Companies forging partnerships can have a falling-out regarding anything from standard legal or financial details of a business to mismatches in the information technology and cybersecurity department.

Monica Vir.

Monica Vir of Lindabury, McCormick, Estabrook & Cooper P.C. said there’s also an increased emphasis on making sure there’s alignment on companies’ approaches to environmental, social & governance, or ESG.

“People are more concerned with how their business is adapting to climate change or other ESG value propositions,” she said. “It’s not just having a product to sell. It’s about how businesses treat employees and whether they’re happy, whether that business has an overall consideration of today’s market with respect to diversity and socioeconomics.

“All of that goes to the creation of a value proposition: I’m a better company than competitors because I’ve considered all of those factors.”

Nick San Filippo.

Nick San Filippo, partner at Roseland-based Lowenstein Sandler LLP, said there’s an understanding today that all aspects of a business are going to be put under a microscope.

“This is something sellers going to market, particularly those represented by sophisticated investment bankers, already expect,” he said. “They’re getting cleaned up and scrubbed; they’re getting their ducks in a row and doing legal diligence before they even go into the market.”

The added scrutiny not only streamlines the deal-making process, San Filippo added, it’s also one of the ways a high-performing company can fetch high prices.

“There’s still opportunities for quality companies to get incredible multiples when they’ve been adequately advised and have done all the preparatory work,” he said. “There’s a tremendous amount of capital going after businesses when there is that.”

Vir, partner and co-chair of an M&A group at her Westfield-based firm, said it goes both ways: Sellers want to prove they’re worth the cost of admission; buyers want some assurance of the value they’re receiving.

Especially for businesses not in industries where M&A demand is sky-high, such as artificial intelligence technology or alternative energies, there’s a need — and a willingness on both sides of a transaction — to tread carefully.

“More traditional industries such as retail are still finding their footing right now,” she said. “There’s some reluctance about deploying capital, but, we have some encouraging signs. … There’s money out there. There’s just also more of a (focus on being selective) in spending it.”

On the rise

As a follow-up to one of the slowest years in recent memory for mergers & acquisitions activity, 2024 is proving to be a turning point for the industry’s professionals.

Nick San Filippo of Lowenstein Sandler LLP said there’s been a stronger market for deal-making this year than there was throughout 2023.

“We’re still far from the feverish pace of pre-pandemic times,” he said. “But, what we had last year is sellers not meeting expectations that they were going to sell at a multiple (over earnings) that they were pre-pandemic. Slowly, there was a recognition that the way businesses are valued is lower in this post-pandemic market.”

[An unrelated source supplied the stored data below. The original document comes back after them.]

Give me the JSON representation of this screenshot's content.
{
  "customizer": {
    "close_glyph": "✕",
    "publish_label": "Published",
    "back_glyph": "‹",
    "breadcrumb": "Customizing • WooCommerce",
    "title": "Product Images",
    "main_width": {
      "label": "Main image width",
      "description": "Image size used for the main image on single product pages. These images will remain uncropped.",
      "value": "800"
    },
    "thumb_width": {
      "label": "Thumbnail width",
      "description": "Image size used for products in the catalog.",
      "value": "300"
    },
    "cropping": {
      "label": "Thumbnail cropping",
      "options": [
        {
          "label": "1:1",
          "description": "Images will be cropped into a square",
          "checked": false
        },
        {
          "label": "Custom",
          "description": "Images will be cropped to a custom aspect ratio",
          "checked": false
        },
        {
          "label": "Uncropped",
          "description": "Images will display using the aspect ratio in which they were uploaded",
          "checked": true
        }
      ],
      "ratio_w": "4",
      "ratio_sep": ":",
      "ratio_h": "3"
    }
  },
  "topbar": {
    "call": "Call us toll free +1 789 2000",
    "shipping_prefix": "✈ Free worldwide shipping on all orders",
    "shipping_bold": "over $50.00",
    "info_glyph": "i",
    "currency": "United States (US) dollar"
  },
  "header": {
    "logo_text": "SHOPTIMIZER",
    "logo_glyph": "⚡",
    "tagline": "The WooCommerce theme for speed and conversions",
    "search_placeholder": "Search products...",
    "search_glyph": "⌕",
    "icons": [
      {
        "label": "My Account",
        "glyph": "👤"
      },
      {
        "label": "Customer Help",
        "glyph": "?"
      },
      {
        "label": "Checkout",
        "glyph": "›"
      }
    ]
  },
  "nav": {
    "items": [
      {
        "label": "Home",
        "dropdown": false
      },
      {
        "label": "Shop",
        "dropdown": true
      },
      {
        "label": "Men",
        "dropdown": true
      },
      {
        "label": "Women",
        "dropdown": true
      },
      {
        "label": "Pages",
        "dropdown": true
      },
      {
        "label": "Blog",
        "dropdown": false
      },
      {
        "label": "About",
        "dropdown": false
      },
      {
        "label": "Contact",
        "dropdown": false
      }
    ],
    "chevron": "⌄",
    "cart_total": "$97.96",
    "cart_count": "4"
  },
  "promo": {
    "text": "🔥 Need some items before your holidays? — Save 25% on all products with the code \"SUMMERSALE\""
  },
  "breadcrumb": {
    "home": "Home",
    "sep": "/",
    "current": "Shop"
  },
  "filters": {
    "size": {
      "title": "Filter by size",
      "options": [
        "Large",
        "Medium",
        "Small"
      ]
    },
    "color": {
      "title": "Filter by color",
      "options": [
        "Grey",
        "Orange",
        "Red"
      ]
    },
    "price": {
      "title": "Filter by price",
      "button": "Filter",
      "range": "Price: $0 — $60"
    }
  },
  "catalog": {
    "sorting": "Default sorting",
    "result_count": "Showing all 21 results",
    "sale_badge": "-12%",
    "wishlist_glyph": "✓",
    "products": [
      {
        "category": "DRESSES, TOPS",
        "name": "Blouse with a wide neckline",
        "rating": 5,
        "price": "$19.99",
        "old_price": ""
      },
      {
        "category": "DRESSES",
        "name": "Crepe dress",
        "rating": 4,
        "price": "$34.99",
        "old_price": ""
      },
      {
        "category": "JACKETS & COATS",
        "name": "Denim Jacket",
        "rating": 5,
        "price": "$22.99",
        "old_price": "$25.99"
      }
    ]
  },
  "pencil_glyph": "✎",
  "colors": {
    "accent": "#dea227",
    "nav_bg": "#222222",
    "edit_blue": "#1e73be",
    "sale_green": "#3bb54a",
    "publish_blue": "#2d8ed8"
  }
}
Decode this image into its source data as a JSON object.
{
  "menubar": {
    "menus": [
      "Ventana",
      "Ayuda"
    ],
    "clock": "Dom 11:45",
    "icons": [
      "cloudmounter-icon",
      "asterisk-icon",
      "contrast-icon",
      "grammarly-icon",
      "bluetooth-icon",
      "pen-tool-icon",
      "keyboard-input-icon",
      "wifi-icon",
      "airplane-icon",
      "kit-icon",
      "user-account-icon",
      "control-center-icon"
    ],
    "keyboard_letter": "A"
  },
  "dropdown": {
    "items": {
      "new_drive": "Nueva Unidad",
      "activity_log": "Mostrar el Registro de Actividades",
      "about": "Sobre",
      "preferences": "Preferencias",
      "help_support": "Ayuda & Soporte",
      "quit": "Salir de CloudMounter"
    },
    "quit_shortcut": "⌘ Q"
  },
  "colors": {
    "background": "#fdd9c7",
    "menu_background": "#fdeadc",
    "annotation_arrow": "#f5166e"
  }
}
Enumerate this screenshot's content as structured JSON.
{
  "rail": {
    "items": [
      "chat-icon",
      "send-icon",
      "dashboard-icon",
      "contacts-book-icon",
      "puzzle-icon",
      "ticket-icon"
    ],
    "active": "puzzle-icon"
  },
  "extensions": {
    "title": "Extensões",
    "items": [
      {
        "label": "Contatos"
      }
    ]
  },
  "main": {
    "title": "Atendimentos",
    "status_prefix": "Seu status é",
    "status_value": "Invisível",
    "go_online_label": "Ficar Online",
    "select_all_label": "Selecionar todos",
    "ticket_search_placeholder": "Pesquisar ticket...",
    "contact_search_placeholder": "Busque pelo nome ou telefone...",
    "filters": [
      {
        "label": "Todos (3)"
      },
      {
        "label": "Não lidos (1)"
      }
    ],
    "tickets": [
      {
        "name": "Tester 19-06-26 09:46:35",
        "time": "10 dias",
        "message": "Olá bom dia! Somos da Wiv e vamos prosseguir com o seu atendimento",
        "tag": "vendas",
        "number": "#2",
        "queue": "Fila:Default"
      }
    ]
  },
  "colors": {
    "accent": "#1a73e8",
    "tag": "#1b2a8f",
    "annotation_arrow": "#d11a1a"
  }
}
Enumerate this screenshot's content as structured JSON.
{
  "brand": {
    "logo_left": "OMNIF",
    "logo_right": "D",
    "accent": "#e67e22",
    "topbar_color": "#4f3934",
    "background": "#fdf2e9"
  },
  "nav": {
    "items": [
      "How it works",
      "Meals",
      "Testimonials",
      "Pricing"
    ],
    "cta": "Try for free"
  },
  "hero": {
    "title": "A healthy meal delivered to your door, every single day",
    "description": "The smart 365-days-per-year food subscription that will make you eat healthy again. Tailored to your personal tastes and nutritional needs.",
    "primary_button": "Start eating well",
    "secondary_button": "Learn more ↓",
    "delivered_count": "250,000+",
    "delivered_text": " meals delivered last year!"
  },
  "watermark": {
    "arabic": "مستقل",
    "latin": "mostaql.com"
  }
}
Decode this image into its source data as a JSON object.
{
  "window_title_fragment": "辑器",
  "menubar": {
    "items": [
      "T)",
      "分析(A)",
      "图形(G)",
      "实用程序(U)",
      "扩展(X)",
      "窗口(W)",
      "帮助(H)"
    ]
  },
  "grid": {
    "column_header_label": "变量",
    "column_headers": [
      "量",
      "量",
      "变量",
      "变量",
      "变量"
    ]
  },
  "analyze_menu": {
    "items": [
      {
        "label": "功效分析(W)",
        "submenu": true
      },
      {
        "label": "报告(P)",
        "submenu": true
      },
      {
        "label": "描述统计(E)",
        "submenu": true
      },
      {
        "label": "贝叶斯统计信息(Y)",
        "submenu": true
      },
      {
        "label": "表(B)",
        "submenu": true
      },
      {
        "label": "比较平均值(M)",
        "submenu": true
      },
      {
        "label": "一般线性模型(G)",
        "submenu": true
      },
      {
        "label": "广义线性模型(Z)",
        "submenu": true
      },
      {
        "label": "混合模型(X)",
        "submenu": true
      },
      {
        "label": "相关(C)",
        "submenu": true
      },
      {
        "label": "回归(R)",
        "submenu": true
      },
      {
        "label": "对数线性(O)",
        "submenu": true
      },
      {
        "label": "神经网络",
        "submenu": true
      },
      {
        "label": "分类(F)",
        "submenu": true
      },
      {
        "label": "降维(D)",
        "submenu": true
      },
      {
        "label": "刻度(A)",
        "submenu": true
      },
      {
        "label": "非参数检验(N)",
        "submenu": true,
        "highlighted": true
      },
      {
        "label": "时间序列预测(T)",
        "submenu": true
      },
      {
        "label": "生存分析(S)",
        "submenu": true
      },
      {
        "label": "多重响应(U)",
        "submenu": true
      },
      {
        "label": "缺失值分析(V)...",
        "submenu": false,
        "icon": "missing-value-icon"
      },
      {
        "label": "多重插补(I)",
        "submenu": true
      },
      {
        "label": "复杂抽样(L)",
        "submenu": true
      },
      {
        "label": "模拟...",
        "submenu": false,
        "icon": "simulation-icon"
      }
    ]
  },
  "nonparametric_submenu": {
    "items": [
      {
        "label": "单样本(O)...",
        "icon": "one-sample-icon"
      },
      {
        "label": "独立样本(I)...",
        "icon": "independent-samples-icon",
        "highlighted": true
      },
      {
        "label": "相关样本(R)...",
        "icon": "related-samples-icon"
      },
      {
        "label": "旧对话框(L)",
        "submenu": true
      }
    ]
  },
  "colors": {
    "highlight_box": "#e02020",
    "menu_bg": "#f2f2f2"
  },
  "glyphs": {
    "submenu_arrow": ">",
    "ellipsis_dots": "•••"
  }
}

San Filippo credits the trend of sellers approaching the M&A market with much more advanced preparation than ever. They’re making sure they have a good story to tell, and the due diligence to provide as citations.

And, perhaps most significantly, institutional buyers are more comfortable this year with where interest rates are, and where they’re expected to stay, according to Ari Fuchs of the DAK Group. Fuchs explained that there’s some belief rates won’t increase, and that there could be at least one rate cut if the economic data supports it.

Equity firms still have a lot of capital to deploy, he added, and the downward pressure on rates is going to drive more activity — particularly in attractive markets for buyers.

And the Garden State happens to be one of those markets.

“What really keeps buyers coming back (to the New Jersey market) is the educated workforce, which is important from the buyers’ perspective,” Fuchs said. “Combined with the growth of local brick-and-mortar industries and equally compelling growth from fintech, health care services and workplace technology sectors, it ultimately makes for high-quality M&A targets in New Jersey.”